Quarto ed ultimo: il regime instaurato il 28 giugno costituisce un serio grattacapo per Obama. In primo luogo, perché smentisce enfaticamente le sue promesse di fondare una nuova relazione tra gli Stati Uniti ed i paesi dell’emisfero. L’appoggio iniziale al golpe, reso evidente dall’ostinata resistenza di Washington a qualificarlo come “colpo di stato”, la tiepida risposta diplomatica e l’indifferenza davanti alle gravi violazioni dei diritti umani perpetrate da Tegucigalpa, hanno danneggiato seriamente l’immagine che Obama voleva installare in America Latina e nei Caraibi. Il perdurare del regime golpista farebbe apparire Obama come un politico irresponsabile e demagogico o, peggio ancora, come un incapace di controllare ciò che fanno e dicono i suoi subordinati nel Pentagono, nel Comando Sud e nel Dipartimento di Stato. E questo si allaccia ad un altro tema, il secondo, estremamente importante e che va oltre l’ambito della politica mondiale: la sua credibilità in campo internazionale. Dimostrando impotenza nel controllo di quanto succede nel suo “cortile di casa”, i governanti d’altri paesi – specialmente Cina, Russia e India – hanno ragioni per sospettare che non sarà neanche in grado di controllare i settori più bellicisti e reazionari degli Stati Uniti, per i quali le sue promesse d’incoraggiare il multilateralismo equivalgono ad una capitolazione incondizionata di fronte agli odiati nemici.
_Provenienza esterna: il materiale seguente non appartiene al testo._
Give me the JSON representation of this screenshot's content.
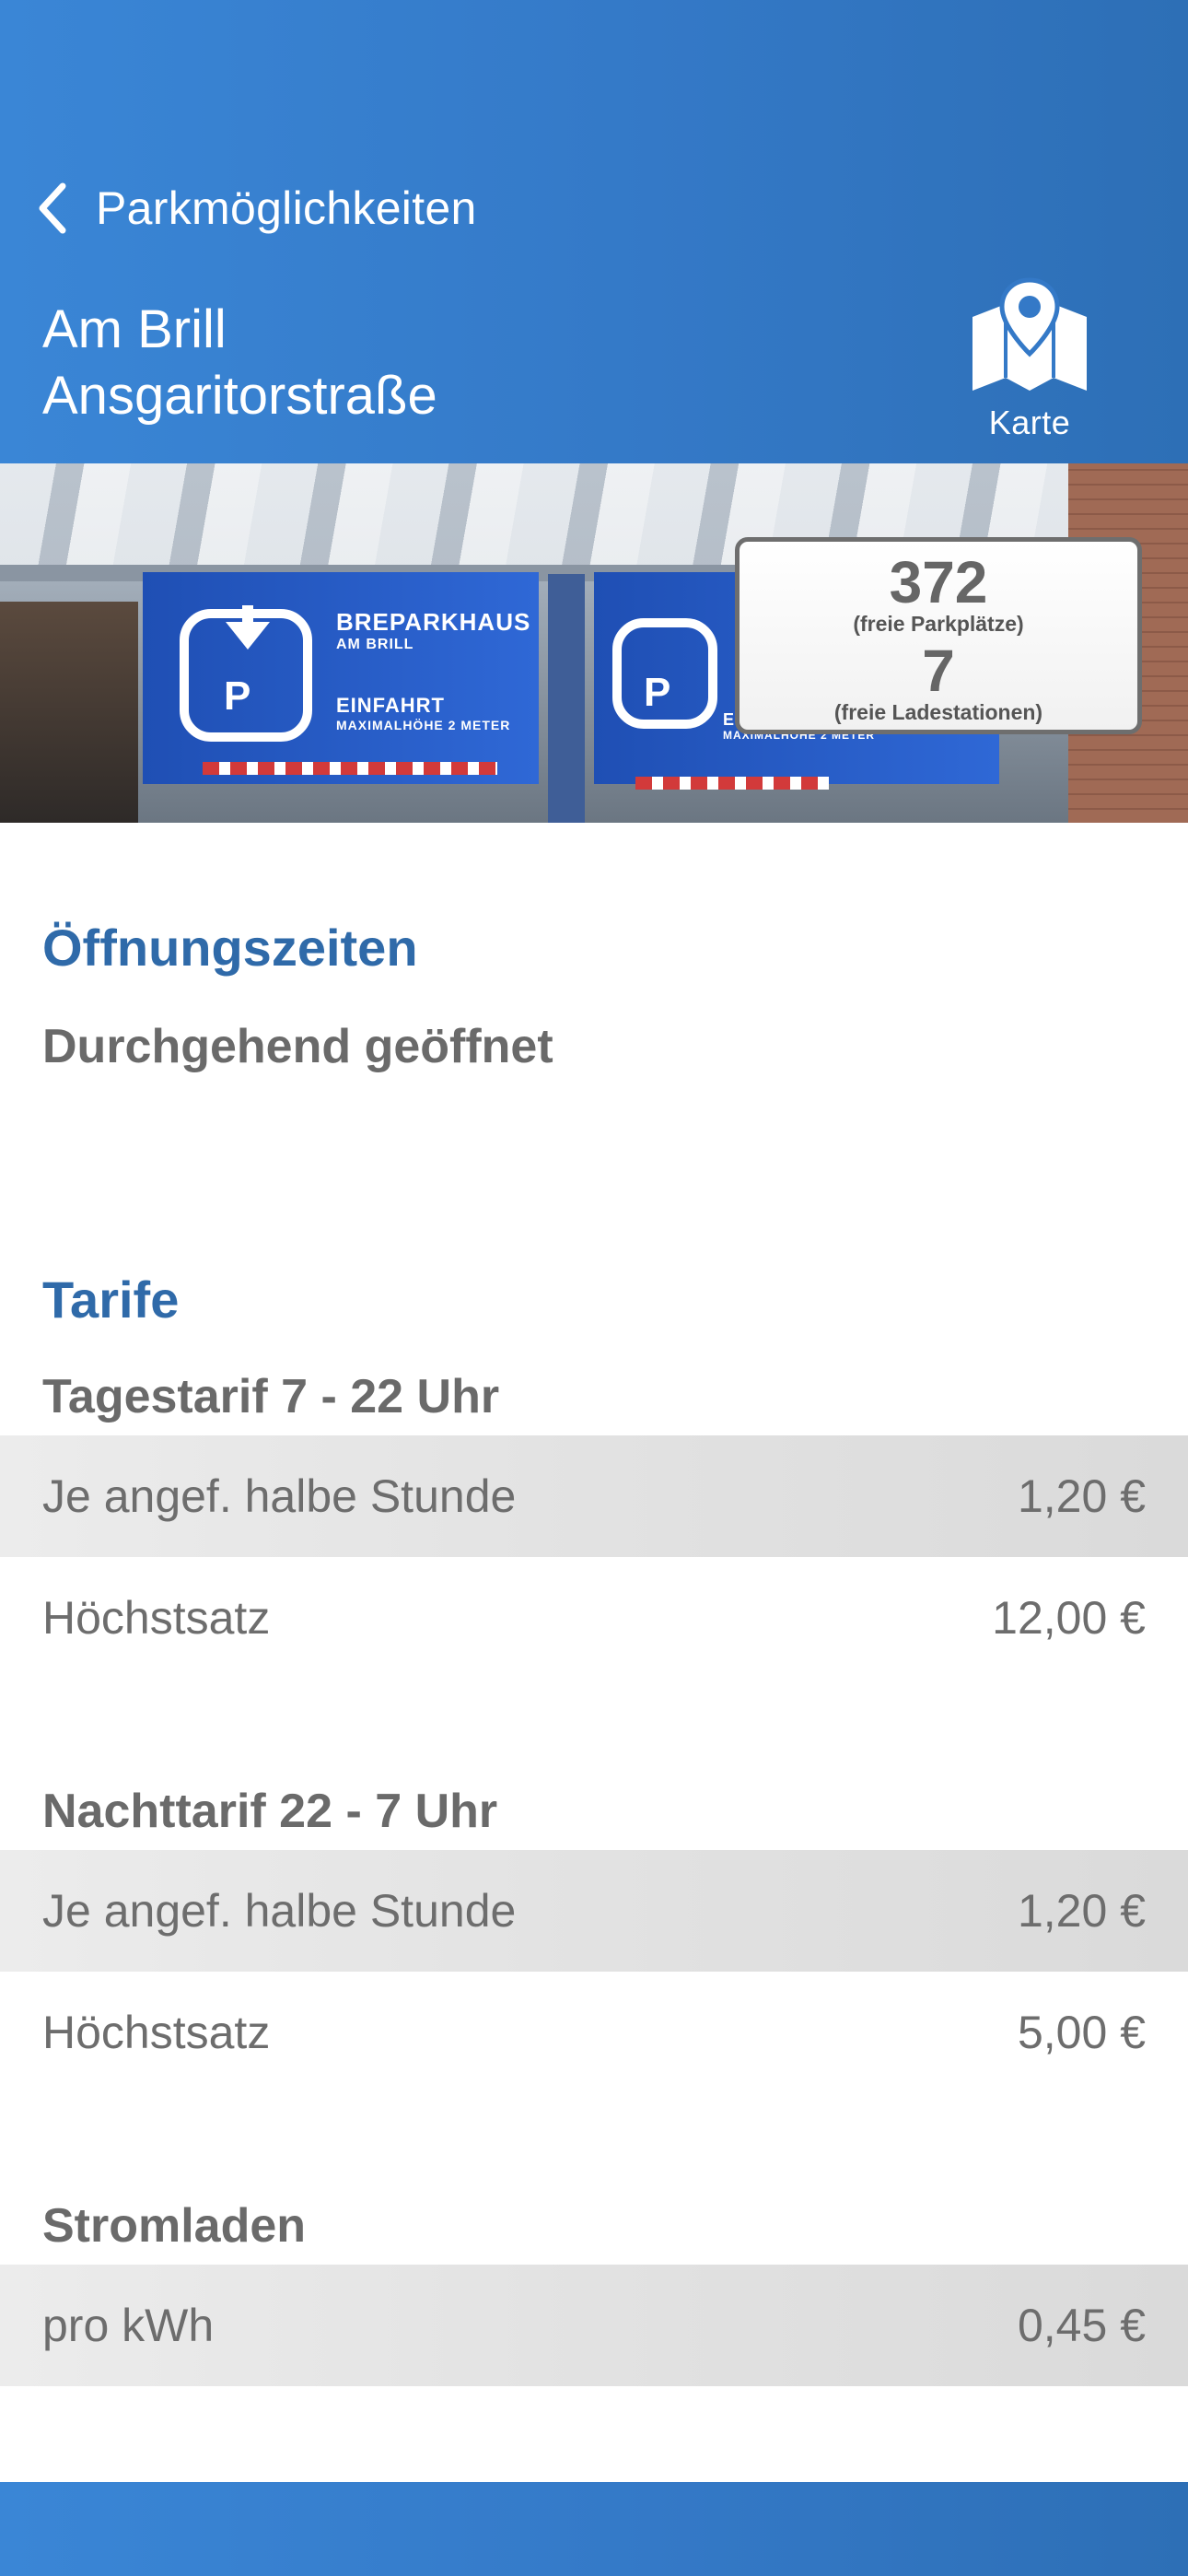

Ciò è particolarmente grave nel momento in cui Obama sta negoziando con la Russia un nuovo accordo per ridurre l’arsenale nucleare d’entrambi i paesi, cosa di cui Washington ha bisogno quanto o più di Mosca, vista l’emorragia economica causata dalle guerre in Iraq ed Afghanistan e l’incontenibile deficit fiscale nordamericano. Il fallimento di quest’accordo avrebbe un costo economico enorme sul bilancio pubblico, nel momento in cui si necessita quel denaro per scongiurare i rischi d’un aggravamento della crisi economica esplosa nel 2008. Ma per persuadere i russi che il suo piano di riduzione degli armamenti è fattibile, deve prima dimostrare che ha il controllo della situazione e che i falchi all’interno del Pentagono non gli spezzeranno le mani. Ogni giorno in più di permanenza al potere di Micheletti equivale ad un mese in più di difficili colloqui con Medvedev e Putin, allo scopo di convincerli che le sue promesse si tradurranno in fatti.
 
Perché, se non può controllare i suoi in Honduras, sarà in grado di farlo quando si tratterà di una questione strategica e vitale per la sicurezza nazionale degli Stati Uniti?